Footwear News caught up with Tishomingo resident Miranda Lambert to talk about shoes. She quietly launched her namesake shoe line, Miranda by Miranda Lambert, in December.
The line includes everything from dress heels and casual summer sandals to cowboy boots. The shoes blend a rock ’n’ roll aesthetic with Lambert’s comfortable country roots. Styles retail from $40 to $150 and are now available at DSW, Rack Room Shoes and Country Outfitters. Famous Footwear will carry the collection later this year.
While designing is new to Lambert, who recently won her fifth female vocalist of the year award at the Academy of Country Music Awards, she does have some retail experience with her boutiques The Pink Pistol in Tishomingo and Lindale, Texas.
“I had this pair of boots that I absolutely loved. The style was really hard to come by, and I literally wore off the soles on stage,” Lambert told Footwear News. “I kept thinking about getting my own boot line because you just couldn’t find them.”
She teamed up with St. Louis-based Rich Footwear Group on the line.
“I definitely am using my music as inspiration in my life and vice versa. If I didn’t have the music, I wouldn’t have any of this going on,” she said. “Music is my foundation for building branches of business — my shoes, The Pink Pistol and other projects.”
Lambert said her personal style can range from red-carpet looks to the most casual. “It’s fun to get dressed up, but at the end of the day, I’m back in my jeans and T-shirts at home hanging outside on the four-wheeler,” she said. “You need something for that fun dress up, but you need everyday wear, too. That is what I’m focused on.”
Here’s more from the Footwear News story:
You have your hands in several business ventures, so why did you want to introduce shoes?

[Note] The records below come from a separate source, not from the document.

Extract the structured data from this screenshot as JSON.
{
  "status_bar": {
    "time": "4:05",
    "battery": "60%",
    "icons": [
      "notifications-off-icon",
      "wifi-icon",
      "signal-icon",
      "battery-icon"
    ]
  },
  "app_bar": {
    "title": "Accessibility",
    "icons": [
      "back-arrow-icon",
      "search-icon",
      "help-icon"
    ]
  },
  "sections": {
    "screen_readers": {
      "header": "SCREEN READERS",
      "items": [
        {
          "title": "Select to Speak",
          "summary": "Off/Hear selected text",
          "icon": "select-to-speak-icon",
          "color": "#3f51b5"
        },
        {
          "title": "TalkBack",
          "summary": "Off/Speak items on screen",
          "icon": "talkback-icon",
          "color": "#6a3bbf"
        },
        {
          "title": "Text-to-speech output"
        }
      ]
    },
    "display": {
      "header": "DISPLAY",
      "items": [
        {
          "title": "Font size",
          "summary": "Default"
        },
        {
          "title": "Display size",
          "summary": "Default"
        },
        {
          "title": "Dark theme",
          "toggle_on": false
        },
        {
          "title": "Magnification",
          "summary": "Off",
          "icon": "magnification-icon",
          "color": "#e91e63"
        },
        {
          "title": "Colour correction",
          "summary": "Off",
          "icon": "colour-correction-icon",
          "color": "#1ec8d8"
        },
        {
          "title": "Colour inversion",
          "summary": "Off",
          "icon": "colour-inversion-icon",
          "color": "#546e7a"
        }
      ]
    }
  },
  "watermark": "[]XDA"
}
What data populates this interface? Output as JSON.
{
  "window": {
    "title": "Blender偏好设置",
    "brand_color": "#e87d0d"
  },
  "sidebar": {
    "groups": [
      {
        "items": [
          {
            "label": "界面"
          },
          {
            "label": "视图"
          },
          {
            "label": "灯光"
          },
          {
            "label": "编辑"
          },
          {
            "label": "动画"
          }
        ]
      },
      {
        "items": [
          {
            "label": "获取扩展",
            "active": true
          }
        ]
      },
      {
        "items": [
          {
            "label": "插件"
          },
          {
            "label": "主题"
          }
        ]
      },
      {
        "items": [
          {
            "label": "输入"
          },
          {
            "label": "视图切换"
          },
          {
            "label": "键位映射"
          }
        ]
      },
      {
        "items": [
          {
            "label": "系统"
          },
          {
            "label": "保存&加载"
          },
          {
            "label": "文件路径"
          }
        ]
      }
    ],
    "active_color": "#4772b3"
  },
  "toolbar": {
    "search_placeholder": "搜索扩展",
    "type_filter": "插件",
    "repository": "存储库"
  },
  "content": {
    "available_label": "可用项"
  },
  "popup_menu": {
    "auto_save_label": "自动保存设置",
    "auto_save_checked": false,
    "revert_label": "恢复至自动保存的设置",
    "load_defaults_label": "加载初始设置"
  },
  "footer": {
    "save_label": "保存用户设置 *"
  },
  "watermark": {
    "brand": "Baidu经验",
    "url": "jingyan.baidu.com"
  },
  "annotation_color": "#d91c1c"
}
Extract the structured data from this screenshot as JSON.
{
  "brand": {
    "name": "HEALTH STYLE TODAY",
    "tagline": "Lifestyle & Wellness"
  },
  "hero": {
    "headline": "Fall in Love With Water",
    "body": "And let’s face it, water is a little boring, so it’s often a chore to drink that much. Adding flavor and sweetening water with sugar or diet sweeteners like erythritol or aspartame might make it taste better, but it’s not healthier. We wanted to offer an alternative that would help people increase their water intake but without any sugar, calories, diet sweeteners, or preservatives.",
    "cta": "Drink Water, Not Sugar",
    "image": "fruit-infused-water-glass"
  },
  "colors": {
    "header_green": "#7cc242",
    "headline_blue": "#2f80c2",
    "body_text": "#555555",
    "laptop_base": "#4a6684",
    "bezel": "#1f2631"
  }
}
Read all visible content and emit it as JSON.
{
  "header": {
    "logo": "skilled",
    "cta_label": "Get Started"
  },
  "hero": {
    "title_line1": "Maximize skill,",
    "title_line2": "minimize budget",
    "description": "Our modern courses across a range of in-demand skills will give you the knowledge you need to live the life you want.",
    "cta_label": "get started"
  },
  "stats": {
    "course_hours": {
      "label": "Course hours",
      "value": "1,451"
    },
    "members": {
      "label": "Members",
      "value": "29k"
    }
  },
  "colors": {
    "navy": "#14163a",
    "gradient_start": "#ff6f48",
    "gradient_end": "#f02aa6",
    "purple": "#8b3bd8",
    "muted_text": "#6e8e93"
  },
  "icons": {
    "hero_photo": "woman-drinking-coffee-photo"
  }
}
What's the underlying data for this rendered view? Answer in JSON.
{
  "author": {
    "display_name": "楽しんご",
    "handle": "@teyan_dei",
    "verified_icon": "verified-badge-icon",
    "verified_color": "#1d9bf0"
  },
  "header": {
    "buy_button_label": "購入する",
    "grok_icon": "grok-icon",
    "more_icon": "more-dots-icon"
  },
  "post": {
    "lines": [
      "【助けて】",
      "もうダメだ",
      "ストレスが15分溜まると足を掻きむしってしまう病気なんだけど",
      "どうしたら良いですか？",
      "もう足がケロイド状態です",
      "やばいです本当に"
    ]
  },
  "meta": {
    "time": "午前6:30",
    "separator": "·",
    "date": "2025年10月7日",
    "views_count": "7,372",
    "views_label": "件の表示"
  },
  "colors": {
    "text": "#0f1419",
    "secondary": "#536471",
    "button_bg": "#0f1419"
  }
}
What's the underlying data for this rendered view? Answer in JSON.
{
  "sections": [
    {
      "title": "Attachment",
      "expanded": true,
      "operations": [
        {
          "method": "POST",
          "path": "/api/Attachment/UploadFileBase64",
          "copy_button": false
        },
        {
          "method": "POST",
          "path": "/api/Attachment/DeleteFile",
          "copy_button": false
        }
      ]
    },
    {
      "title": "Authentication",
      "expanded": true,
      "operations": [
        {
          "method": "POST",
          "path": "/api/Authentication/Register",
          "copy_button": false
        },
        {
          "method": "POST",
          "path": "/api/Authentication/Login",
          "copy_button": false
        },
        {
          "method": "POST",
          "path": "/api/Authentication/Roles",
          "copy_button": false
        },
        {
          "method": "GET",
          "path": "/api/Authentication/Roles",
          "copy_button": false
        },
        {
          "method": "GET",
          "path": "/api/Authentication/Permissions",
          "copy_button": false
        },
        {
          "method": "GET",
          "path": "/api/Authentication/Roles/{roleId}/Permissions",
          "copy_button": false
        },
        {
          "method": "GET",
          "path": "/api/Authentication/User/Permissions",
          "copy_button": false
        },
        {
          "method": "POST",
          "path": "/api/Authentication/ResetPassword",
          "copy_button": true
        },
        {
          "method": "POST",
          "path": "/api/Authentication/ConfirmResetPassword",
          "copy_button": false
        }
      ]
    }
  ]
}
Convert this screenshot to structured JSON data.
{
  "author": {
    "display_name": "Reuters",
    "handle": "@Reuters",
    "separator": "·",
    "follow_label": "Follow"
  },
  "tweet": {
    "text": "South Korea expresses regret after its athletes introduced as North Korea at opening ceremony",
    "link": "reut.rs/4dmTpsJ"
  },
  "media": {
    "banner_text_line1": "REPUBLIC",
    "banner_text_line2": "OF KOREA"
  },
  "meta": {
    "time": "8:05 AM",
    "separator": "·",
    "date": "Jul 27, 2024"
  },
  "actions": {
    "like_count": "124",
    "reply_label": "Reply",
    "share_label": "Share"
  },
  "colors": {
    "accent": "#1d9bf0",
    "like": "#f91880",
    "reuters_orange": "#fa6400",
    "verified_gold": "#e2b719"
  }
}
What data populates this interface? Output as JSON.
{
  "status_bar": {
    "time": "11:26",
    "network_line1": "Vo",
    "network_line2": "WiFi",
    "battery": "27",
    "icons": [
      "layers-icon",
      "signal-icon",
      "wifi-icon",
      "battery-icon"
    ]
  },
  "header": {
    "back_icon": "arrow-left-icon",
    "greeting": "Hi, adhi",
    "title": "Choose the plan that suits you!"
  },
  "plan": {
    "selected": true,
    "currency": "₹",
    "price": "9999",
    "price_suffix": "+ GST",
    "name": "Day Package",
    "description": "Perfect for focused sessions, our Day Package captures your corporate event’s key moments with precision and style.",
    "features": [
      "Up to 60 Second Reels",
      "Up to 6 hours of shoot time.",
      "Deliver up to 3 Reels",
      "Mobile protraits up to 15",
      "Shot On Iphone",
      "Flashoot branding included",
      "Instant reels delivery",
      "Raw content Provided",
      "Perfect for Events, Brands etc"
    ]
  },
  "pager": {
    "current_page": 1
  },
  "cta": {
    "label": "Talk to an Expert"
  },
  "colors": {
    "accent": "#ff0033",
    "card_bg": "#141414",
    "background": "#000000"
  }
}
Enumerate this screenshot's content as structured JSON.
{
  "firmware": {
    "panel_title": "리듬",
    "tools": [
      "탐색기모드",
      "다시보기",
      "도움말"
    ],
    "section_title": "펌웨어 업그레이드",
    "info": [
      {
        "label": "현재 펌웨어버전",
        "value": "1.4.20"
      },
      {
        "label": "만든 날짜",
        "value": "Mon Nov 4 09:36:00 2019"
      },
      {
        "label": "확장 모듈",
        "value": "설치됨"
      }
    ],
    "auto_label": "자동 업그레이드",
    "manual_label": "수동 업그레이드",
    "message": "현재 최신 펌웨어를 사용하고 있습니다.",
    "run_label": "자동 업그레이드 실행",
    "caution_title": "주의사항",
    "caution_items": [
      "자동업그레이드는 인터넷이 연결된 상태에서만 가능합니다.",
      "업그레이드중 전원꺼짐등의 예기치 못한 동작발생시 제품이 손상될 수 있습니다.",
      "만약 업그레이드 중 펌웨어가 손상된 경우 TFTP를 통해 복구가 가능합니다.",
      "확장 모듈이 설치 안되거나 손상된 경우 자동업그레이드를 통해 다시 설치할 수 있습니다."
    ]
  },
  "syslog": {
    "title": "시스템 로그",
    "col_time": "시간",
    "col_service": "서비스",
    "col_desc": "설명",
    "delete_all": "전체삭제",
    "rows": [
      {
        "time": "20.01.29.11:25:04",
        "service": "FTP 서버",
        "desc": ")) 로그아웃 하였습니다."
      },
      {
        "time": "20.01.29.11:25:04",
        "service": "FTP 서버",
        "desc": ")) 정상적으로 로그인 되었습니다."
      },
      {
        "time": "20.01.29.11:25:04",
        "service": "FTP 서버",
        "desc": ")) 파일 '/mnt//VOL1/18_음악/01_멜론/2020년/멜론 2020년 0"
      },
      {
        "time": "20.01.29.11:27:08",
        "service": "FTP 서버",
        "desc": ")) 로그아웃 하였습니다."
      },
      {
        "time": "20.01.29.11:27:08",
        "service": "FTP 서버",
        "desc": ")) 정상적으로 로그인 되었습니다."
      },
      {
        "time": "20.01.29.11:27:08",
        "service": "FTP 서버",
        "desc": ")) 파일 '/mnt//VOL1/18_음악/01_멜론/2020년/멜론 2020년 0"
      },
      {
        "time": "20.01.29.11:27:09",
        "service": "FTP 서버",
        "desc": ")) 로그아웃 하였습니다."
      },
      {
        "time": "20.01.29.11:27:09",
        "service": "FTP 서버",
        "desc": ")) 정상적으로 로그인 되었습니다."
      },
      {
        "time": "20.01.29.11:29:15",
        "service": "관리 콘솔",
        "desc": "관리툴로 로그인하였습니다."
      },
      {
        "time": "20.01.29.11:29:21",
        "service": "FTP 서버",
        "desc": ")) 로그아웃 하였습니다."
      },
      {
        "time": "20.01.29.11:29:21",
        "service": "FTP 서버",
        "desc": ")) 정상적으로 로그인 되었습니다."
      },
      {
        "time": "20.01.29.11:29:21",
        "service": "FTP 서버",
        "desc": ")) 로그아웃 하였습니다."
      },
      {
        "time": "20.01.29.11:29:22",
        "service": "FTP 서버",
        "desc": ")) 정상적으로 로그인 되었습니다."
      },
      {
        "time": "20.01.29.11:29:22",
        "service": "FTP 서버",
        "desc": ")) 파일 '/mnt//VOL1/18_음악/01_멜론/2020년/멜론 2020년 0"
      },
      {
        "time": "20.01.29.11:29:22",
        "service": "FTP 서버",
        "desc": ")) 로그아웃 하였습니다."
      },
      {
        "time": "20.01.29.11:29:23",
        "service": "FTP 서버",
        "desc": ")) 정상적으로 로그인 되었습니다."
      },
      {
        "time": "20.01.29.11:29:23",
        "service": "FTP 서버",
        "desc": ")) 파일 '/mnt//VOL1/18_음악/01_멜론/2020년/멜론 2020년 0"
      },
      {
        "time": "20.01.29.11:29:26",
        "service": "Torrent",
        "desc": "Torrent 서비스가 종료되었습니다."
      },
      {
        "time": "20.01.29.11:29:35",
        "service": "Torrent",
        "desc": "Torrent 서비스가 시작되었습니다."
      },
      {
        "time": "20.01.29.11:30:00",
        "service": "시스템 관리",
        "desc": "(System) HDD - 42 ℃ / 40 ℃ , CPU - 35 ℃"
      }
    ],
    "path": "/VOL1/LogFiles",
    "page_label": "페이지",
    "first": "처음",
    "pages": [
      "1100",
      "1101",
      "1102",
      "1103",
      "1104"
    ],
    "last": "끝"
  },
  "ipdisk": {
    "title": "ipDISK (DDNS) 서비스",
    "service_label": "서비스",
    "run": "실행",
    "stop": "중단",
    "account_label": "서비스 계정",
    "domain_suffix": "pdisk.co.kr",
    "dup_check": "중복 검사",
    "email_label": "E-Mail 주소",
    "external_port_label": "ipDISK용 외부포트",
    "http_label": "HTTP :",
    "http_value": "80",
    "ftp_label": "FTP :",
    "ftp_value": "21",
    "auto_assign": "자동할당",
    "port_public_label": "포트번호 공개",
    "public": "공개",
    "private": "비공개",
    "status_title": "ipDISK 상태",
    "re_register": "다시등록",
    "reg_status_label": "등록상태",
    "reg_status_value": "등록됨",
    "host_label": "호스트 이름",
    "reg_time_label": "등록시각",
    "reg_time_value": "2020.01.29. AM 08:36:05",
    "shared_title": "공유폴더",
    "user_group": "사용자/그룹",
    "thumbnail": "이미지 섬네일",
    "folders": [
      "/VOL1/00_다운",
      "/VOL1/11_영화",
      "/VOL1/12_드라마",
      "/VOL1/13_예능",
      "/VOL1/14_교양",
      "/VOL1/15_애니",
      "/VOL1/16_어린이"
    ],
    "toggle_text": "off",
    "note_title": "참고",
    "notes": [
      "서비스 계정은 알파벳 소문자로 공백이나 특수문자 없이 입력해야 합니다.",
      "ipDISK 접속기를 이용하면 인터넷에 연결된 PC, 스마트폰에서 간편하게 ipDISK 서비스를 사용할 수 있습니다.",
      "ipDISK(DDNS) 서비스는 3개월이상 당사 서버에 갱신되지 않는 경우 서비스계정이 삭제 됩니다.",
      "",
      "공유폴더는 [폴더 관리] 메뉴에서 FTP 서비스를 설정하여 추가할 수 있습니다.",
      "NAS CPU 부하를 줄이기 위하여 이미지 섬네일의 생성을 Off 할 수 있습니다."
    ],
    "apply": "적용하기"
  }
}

ML: There is always a point in your career when you can take the next step and this felt like the right step for me. I’m not touring as much and I’ve had time to focus on [the line] — spend time getting inspired for the shoes and promoting them. I haven’t worried too much about [entering the fashion world]. I’m a singer-songwriter first and foremost, so knowing that I have a great foundation and career, I wanted this to be fun. With the boots and shoes, I get inspired by the music and, if I have that, it all falls into place.
Did you learn any lessons from The Pink Pistol stores that helped you create the line?
ML: Keep it simple. You can’t get crazy with design because you need something for everybody. I learned that with buying for my store, especially at the beginning. You have to keep it a little neutral or you’ll paint yourself into a corner. Another huge part of any business is finding the right people — [those who] have the same vision and are excited about the project. Negative energy affects us all so quickly, so you need positive energy to push each other and get stuff done.
What has been your biggest challenge in footwear?
ML: Navigating the first few years is going to be about learning what works and doesn’t, stylewise. Getting to know [co-designer] Jeff Birnbaum better and working together more will help. I have little ideas, but he can make things [come to life] on paper. It’s starting to come together more — we’re getting more fluid and to be on the same page. I may not be up on the next trend, but I’ll find my own new trend and use it as inspiration.
Where do you see the line in five years?
ML: If it’s anything like music, I want it to grow organically. The longer we’re out there, the better the product will be, too. I want people to wear the shoes and have to buy another pair because they’ve worn the shoes so much. There are definitely possibilities, though. We’re starting with shoes and would love to have handbags or belts. But we need a strong foundation in the beginning with boots and shoes.
With all of your projects, how do you balance it all?
ML: You need priorities. You have to know when to say no sometimes. It’s all about figuring out where your life starts and work ends and vice versa. Having downtime helps your creative side. It’s an important part of not just my music but the shoe line, too. You have to find time to create the next phase and imagine what the next line is going to look like. Having time off to think about those things is crucial.